Sailing to Dry Tortugas in West Florida was the first leg of our voyage to Grand Cayman. Our route: Marco Island FL to Dry Tortugas FL, in the Gulf of Mexico, a short 24 hours.
Our Christmas voyage began on December 23, 2018. We left Charlotte at 530 PM, arrived Fort Myers, dined at PF Changs and made a final shopping stop at Best Buy to pick up a microwave for the boat. Then off to Calusa Marina in Goodland FL and sweet sleep.
A note on the microwave: After much deliberation on what appliance to buy for heating Stephen’s half & half in the morning for coffee (one luxury we are not giving up), it turns out the microwave had the lowest wattage (700W) draw on the electric. Amazingly, most coffee pots, water kettles and other appliances draw at least 1000W, which was stressing out our electrical systems in the galley. So, the GE microwave won.
Christmas Eve Sailing Prep
With much to do to prepare for our trip, we quickly went through our checklist - the Must Dos first.
- Pick up recently repaired sail
- Marina store shirt shopping
- Water maker prep
- Diesel tank leak repair
- Optionals - The list goes on and on.
But Christmas Eve comes once a year, so we celebrated with a boat dinner and a Christmas movie – Scrooge, followed by a walk around the marina to see the boats that had been lighted for the holiday.
Christmas Day Relaxing
More boat work, and a Christmas fishing expedition, more Christmas movies, and our final farewell phone calls to our kids and family.
December 26, Wednesday Departure - Crew members aboard - Day One
Our fellow voyagers arrive – Bill Roper and his college age daughter Kelsie. Bill would be a great help sailing the Pilar, having grew up in Florida spending a lot of time on boats, as well as having his captains license himself. His boating history was mainly power boats, so the slow pace of the trip would prove taxing. Kelsie had been on Girl Scout sailing adventures, so had experience we could use as well.

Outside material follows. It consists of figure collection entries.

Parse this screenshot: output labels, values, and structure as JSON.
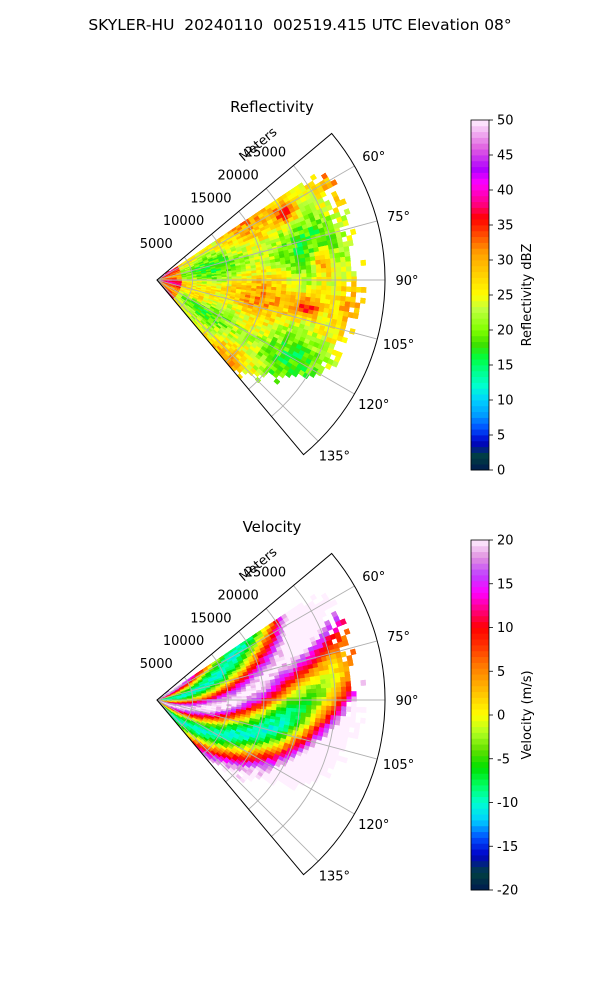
{
  "page": {
    "title": "SKYLER-HU  20240110  002519.415 UTC Elevation 08°"
  },
  "chart_data": [
    {
      "type": "polar-sector",
      "title": "Reflectivity",
      "radial_label": "Meters",
      "radial_ticks": [
        5000,
        10000,
        15000,
        20000,
        25000
      ],
      "radial_range": [
        0,
        32000
      ],
      "angle_range_deg": [
        50,
        140
      ],
      "angle_ticks_deg": [
        60,
        75,
        90,
        105,
        120,
        135
      ],
      "angle_tick_labels": [
        "60°",
        "75°",
        "90°",
        "105°",
        "120°",
        "135°"
      ],
      "grid": true,
      "colorbar": {
        "label": "Reflectivity dBZ",
        "range": [
          0,
          50
        ],
        "ticks": [
          0,
          5,
          10,
          15,
          20,
          25,
          30,
          35,
          40,
          45,
          50
        ],
        "colormap": [
          {
            "v": 0,
            "c": "#001a50"
          },
          {
            "v": 2,
            "c": "#004040"
          },
          {
            "v": 4,
            "c": "#0000c8"
          },
          {
            "v": 6,
            "c": "#0050ff"
          },
          {
            "v": 8,
            "c": "#00a0ff"
          },
          {
            "v": 10,
            "c": "#00d0ff"
          },
          {
            "v": 12,
            "c": "#00ffd0"
          },
          {
            "v": 14,
            "c": "#00ff90"
          },
          {
            "v": 16,
            "c": "#00ff40"
          },
          {
            "v": 18,
            "c": "#40e000"
          },
          {
            "v": 20,
            "c": "#80ff00"
          },
          {
            "v": 23,
            "c": "#c0ff40"
          },
          {
            "v": 25,
            "c": "#ffff00"
          },
          {
            "v": 28,
            "c": "#ffd000"
          },
          {
            "v": 31,
            "c": "#ffa000"
          },
          {
            "v": 33,
            "c": "#ff6000"
          },
          {
            "v": 36,
            "c": "#ff0000"
          },
          {
            "v": 38,
            "c": "#ff0080"
          },
          {
            "v": 41,
            "c": "#ff00ff"
          },
          {
            "v": 43,
            "c": "#b000ff"
          },
          {
            "v": 46,
            "c": "#e060e0"
          },
          {
            "v": 50,
            "c": "#fff0ff"
          }
        ]
      },
      "field": "reflectivity"
    },
    {
      "type": "polar-sector",
      "title": "Velocity",
      "radial_label": "Meters",
      "radial_ticks": [
        5000,
        10000,
        15000,
        20000,
        25000
      ],
      "radial_range": [
        0,
        32000
      ],
      "angle_range_deg": [
        50,
        140
      ],
      "angle_ticks_deg": [
        60,
        75,
        90,
        105,
        120,
        135
      ],
      "angle_tick_labels": [
        "60°",
        "75°",
        "90°",
        "105°",
        "120°",
        "135°"
      ],
      "grid": true,
      "colorbar": {
        "label": "Velocity (m/s)",
        "range": [
          -20,
          20
        ],
        "ticks": [
          -20,
          -15,
          -10,
          -5,
          0,
          5,
          10,
          15,
          20
        ],
        "colormap": [
          {
            "v": -20,
            "c": "#001a50"
          },
          {
            "v": -18,
            "c": "#004040"
          },
          {
            "v": -16,
            "c": "#0000c8"
          },
          {
            "v": -14,
            "c": "#0050ff"
          },
          {
            "v": -12,
            "c": "#00d0ff"
          },
          {
            "v": -10,
            "c": "#00ffd0"
          },
          {
            "v": -8,
            "c": "#00ff60"
          },
          {
            "v": -6,
            "c": "#00e000"
          },
          {
            "v": -4,
            "c": "#60e000"
          },
          {
            "v": -2,
            "c": "#b0ff20"
          },
          {
            "v": 0,
            "c": "#ffff00"
          },
          {
            "v": 2,
            "c": "#ffd000"
          },
          {
            "v": 4,
            "c": "#ffa000"
          },
          {
            "v": 6,
            "c": "#ff7000"
          },
          {
            "v": 8,
            "c": "#ff3000"
          },
          {
            "v": 10,
            "c": "#ff0000"
          },
          {
            "v": 12,
            "c": "#ff0080"
          },
          {
            "v": 14,
            "c": "#ff00ff"
          },
          {
            "v": 16,
            "c": "#c040ff"
          },
          {
            "v": 18,
            "c": "#e090e0"
          },
          {
            "v": 20,
            "c": "#fff0ff"
          }
        ]
      },
      "field": "velocity"
    }
  ]
}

We finish last minute item pickups, including a must do stop at Kirk’s Fish to pick up some fresh stone crab claws and key lime pie. We leave the dock at 3 pm to catch the high tide out the shallow channel.
We sailed overnight – 90 miles, averaged 8 knots on 15 knot avg winds and arrived Dry Tortugas at 9 AM Thursday. Only one trouble spot – when the furling line on our genoa was not working correctly, the genoa flapped around and the sheets hit the helm station isinglass so hard that it shattered a hole in the front windshield. Something always breaks on our trips, But, overall, a great start to our journey.
Dry Tortugas – December 27, Thursday - Day Two
Dry Tortugas National Park lies 70 miles west of Key West, FL. It is a cluster of 7 islands, and is noted for bird and marine life, as well as shipwrecks. We toured Fort Jefferson, a very large 1800s masonry fort in the morning, walked the beach in the afternoon. Water was a bit cold for snorkeling much to our disappointment. We watched seaplanes land and take off right next to our boat!
A little history from the National Park Service.
The Fort was first named Las Tortugas (The Turtles) in 1513, by Spanish explorer Ponce de Leon. The name Dry Tortugas came about to inform sailors there was no fresh water. In 1825, a lighthouse was built on Garden Key to warn sailors of the coral shoals. Another light was built in 1857 on Loggerhead Key.
In 1829, the US decided to control navigation to the Gulf of Mexico and protect Atlantic-bound Mississippi River trade by fortifying the Tortugas. Fort Jefferson’s construction began on Garden Key in 1846 and went on for 30 years but was never finished. During the Civil War, the fort served as a Union military prison for captured deserters. It also held four men convicted of complicity in President Abraham Lincoln’s assassination in 1865. The most infamous was Dr. Mudd, who later went to save the community from Yellow Fever, which earned him a pardon, although that took time as well. The leaders of the fort sent a messenger to Washington with a request to pardon Dr.Mudd but the messenger was killed along the way in the civil war. That caused a year delay in Dr. Mudd’s pardon. A telling quote from Dr. Mudd said, “Imagine one loaded down with heavy chains, locked up in a wet, damp room 12 hours out of every 24 on working days, and all day on Sundays and holidays.” The Army abandoned the fort in 1874.
In 1908, the area became a wildlife refuge to protect the sooty tern rookery from egg collectors. It was proclaimed as Fort Jefferson National Monument in 1935 and designated in 1992 as Dry Tortugas National Park to protect its scenic, cultural, marine and scientific treasures. Endangered green sea turtles and threatened loggerhead turtles nest here.
Thursday evening, we enjoyed stone crab claws, and caught up on some much-needed sleep anchored in Tortuga Bay.